Did Japan just pick the US over China in the tech war?

  • Japan said it will “reinforce” its coordination with the US to restrict hi-tech exports to China.
  • The minister of economy, trade and industry shared Tokyo’s intention to work more closely with Washington to jointly develop dual-use technologies.

The conflict between the US and China is all but subsiding. In fact, it has evolved so much over the years that the US has eventually gathered allies to stop China from disrupting the global semiconductor supply chain. Unfortunately, the so-called “Chip 4 Alliance”, composed of the US, Japan, South Korea, and Taiwan, have been struggling to take shape since the idea was first formed last year.

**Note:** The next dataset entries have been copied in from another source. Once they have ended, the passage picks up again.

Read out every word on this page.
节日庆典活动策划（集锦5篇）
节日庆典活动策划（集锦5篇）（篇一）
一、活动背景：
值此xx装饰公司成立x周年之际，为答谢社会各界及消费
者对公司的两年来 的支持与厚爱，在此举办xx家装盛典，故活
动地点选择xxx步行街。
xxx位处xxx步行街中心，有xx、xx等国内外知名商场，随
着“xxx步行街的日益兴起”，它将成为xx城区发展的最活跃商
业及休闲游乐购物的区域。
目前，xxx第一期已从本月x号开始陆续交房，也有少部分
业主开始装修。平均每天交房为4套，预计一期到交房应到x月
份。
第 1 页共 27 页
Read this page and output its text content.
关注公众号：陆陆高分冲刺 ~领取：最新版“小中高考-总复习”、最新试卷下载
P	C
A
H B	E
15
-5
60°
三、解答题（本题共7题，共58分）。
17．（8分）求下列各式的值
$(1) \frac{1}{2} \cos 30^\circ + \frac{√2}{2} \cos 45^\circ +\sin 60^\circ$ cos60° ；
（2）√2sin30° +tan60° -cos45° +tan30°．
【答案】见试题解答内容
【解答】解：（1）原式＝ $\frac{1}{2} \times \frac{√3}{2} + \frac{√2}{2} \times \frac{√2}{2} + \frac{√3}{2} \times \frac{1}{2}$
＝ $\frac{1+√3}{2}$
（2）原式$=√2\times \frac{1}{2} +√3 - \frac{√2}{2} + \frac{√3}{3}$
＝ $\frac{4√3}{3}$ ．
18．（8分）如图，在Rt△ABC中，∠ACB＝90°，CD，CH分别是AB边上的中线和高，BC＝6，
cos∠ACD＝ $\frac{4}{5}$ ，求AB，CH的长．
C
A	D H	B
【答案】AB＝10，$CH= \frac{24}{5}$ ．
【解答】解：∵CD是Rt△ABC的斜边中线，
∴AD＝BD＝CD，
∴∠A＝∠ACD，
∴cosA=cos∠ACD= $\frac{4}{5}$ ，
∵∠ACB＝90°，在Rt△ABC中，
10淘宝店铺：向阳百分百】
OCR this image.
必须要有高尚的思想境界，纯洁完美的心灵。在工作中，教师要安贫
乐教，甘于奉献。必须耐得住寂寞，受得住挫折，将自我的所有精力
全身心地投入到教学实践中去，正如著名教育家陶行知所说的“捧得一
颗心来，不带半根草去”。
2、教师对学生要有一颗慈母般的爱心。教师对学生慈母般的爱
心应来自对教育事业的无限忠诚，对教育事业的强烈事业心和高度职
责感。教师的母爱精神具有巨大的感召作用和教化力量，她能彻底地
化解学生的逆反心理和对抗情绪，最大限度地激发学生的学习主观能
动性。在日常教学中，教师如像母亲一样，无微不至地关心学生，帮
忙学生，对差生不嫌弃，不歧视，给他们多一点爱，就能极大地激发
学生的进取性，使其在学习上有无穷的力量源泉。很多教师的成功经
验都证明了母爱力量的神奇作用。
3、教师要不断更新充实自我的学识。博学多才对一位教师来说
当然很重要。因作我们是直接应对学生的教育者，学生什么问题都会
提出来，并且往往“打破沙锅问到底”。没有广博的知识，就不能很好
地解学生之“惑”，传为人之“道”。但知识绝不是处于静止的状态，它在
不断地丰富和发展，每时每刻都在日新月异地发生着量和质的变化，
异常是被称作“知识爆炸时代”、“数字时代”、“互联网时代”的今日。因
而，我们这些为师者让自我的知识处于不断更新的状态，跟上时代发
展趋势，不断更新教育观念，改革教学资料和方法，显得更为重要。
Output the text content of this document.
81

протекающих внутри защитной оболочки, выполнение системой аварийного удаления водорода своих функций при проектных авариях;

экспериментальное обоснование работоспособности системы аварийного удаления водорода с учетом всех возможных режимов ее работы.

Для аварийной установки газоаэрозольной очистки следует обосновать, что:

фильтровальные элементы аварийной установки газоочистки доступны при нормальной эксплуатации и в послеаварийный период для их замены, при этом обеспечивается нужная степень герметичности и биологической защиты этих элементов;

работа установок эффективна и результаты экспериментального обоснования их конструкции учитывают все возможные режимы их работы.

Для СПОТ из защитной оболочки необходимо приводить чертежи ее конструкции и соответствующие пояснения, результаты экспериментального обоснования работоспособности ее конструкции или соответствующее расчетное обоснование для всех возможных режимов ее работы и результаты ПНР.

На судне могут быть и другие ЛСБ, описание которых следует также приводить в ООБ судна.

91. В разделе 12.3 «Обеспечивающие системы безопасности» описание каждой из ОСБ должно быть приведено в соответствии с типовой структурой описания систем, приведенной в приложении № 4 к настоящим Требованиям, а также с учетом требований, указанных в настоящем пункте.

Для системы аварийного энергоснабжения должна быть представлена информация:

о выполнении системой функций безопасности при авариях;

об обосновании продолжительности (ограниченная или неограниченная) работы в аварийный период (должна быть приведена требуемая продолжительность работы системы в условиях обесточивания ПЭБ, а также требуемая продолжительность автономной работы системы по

But that may change this year, after a Japanese senior trade official recently shared Japan’s intention to “reinforce” its coordination with the US to restrict hi-tech exports to China. During a visit at the Centre for Strategic and International Studies think tank in Washington, Japan’s minister of economy, trade and industry, Yasutoshi Nishimura said “it is also absolutely imperative for us to reinforce our cooperation in the area of export control”.

Nishimura reckons the move is important especially “to address the misuse of critical and emerging technologies by malicious actors and inappropriate transfers of technologies.” For context, the Chip Alliance proposal includes Japan, South Korea and Taiwan because those countries excel in certain segments of the semiconductor industry, and combining the strength of each participant will create a complete semiconductor supply chain that runs from design to manufacturing. 

For the US, by pulling resources together, the alliance is also a framework to drive technological breakthroughs and to withstand supply disruption emanating from trade conflicts or geopolitical tensions. Nishimura also said Tokyo wanted to work more closely with Washington to jointly develop dual-use technologies, citing rising military challenges from Beijing following tensions across the Taiwan Strait after then US House Speaker Nancy Pelosi visited the island in August.

“We will implement strict export control grounded in international cooperation while engaging closely in exchanges of views with the United States and other relevant countries,” Nishimura said, according to a report by South China Morning Post. His remarks simply offered the latest signal that Japan was likely to join – if not completely – the US chip ban against China amid a fierce semiconductor war between the world’s two largest economies.

When the Biden administration made sweeping updates to its export controls against China in October 2022, it crippled Beijing’s ability to acquire high-end US chip technology and equipment. The move, seen as the worst and most impactful one yet, also blocks US citizens from working for certain firms. However, experts argued that the success of that export control depends largely on a unified stance from its key allies, including advanced chip tool makers Japan and the Netherlands.

In early December last year, there were even reports surfacing that Japan and the Netherlands have agreed in principle to join the US in tightening controls over the export of advanced chip making machinery to China. Despite that, no official reports came from either country until Japan’s senior trade official statement recently.

After all, for Japan, “we must not be overly reliant on other countries, especially on only one specific country, for goods and technologies that are indispensable for our industries and our daily lives”, said Nishimura. He is of the belief that both Japan and the US should join forces to drive global innovation for semiconductors, biotechnology and other important emerging technologies. “To do this, we must make bold investments at a scale never seen before.”

What does a US-Japan alliance look like?

In June last year, the US and Japan launched a high-level economic dialogue aimed at pushing back against China and countering the disruption caused by Russia’s invasion of Ukraine. The two long-time allies agreed to establish a new joint research center for next-generation semiconductors during the so-called economic “two-plus-two” ministerial meeting in Washington.

Then in December, US-based IBM and Japan’s government-backed chipmaker Rapidus formed a partnership to fabricate 2-nanometer chips, a move seen as “symbolic of Japan-US semiconductor cooperation”, Nishimura said, according to SCMP. With that, he reckoned the need for both the US and Japan to expand even bilateral hi-tech cooperation in the fields of quantum science and technology and artificial intelligence.

Apparently, Japan’s cabinet had revised its national security strategy documents in December and upgraded China to “an unprecedented and the greatest strategic challenge”. The newly formulated documents showed that Japan “absolutely cannot tolerate unilateral attempts to the status quo by force” in the East China Sea and South China Sea, Nishimura said.

For now, it appears like Japan had succumbed to the pressure to join Washington’s efforts to block the flow of advanced chips and technology to China, but how that would augur for Tokyo remains unclear. One thing’s for sure is when Japan makes it clear that it picks US over China, it will not only hurt the interest of semiconductor enterprises currently doing business in Japan, but also weaken the attractiveness of the industry for global investors.